Originally Posted by demarpaint
Originally Posted by earlyre
Originally Posted by demarpaint
"I" found the best thing to do with an OLM is ignore it, opinions vary.
Recently mine would have me changing oil in under 2K miles when driving conditions were exactly the same as they have been for the past 6 or so years. UOA data showed me had I followed the OLM when it was giving more realistic readings the oil would have been in use too long. Get a UOA or two after what you feel is a reasonable OCI based on use, and implement your OCI based on that.
I realize the comments in this tread are all GM, but, my previous Ford,(2009 Mercury Sable) if either a) the car sat, or b) not driven much (I do 10-12 mi a day) the olm would just count down 1% per day.
no matter what setting i put the time or mileage to in the computer w/ forscan, it wanted me to do an oci every 100 days.
I stuck to 6 mos/5k mi, whichever was first, which was usually the 6 months. and went store brand synthetic 9 times out of 10, almost always with a Wix Filter.
Interesting. I don't discriminate, I'd ignore the OLM from every manufacturer. They have merit to people who might not like to pop their hood, keep a log, or have other reasons for not doing routine maintenance. The only rub, is the system better be reasonably accurate, or they'll be wasting oil, or running it way too long. Or maybe they'll get lucky, and it's spot on, maybe. As always, opinions vary.
Originally Posted by jqgz
The science behind the GM OLM was sound. If I recall they put a Corvette on a dyno, fed it heavily filtered air, ran it at 55 mph for like 60k miles on one oil change?
But I would never listen to one. Onstar is like the salty snacks at a bar, tempting you to get thirsty and buy something. Many people would go straight to the dealer if they got a red flag email about the oil being too old. Dealer will see that and talk up the 3,000 mike oil change interval and the overpriced full protection synthetic oil change.

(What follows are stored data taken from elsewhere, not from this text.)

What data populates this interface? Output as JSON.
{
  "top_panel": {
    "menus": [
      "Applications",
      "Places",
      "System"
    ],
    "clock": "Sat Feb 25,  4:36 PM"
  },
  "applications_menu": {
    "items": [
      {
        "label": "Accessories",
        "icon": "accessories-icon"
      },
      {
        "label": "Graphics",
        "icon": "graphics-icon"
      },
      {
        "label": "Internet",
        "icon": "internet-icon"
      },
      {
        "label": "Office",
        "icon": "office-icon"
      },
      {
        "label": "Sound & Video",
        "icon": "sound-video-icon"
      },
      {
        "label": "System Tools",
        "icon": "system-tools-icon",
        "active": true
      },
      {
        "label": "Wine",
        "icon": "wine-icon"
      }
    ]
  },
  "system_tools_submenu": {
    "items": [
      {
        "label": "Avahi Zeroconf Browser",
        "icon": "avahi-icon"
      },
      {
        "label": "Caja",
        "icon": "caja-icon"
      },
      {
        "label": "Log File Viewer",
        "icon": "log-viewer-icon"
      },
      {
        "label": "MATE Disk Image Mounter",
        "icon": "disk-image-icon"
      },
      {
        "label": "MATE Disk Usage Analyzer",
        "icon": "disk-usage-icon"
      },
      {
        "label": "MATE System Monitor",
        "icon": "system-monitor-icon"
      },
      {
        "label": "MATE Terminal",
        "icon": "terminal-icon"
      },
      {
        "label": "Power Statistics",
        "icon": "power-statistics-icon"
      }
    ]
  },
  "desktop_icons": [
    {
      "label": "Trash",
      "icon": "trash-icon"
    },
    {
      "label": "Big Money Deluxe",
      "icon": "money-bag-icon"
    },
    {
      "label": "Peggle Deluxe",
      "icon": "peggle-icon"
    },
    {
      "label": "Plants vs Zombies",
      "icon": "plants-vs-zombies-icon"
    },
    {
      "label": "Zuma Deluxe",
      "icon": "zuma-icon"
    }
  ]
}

For whatever it's worth, I did an oil change on a Ram 1500 with the 3.6L V6 belonging to a private security firm some months ago; truck had about 29xx miles on it, don't quite remember where the OLM was, but I wanna say between 0-10%. I reset it, and, figuring the thing was gonna be seeing a lot of idle time, wrote a sticker out for 3k miles, and sent it on its way. A month or so later, it came back, with OLM at 0%, with less than 3k miles accumulated (I believe it had 48xx miles at that point).
Originally Posted by javacontour
Does the ECU/OLM even know about calendar time? I was about to say do they know about time, but they do in so much as they time events and run time.
But do they know that you changed your oil on say April 3, 2019 and now that it's April 6, 2020, it's been a year?
I can see OnStar knowing that, but has such "awareness" been programmed into the ECU or OLM?
If the infotainment has a calendar function built into it, I'd be very surprised if the ECM can't see that information, or at the very least, the ECM looks at 24-hour cycles and counts down every day.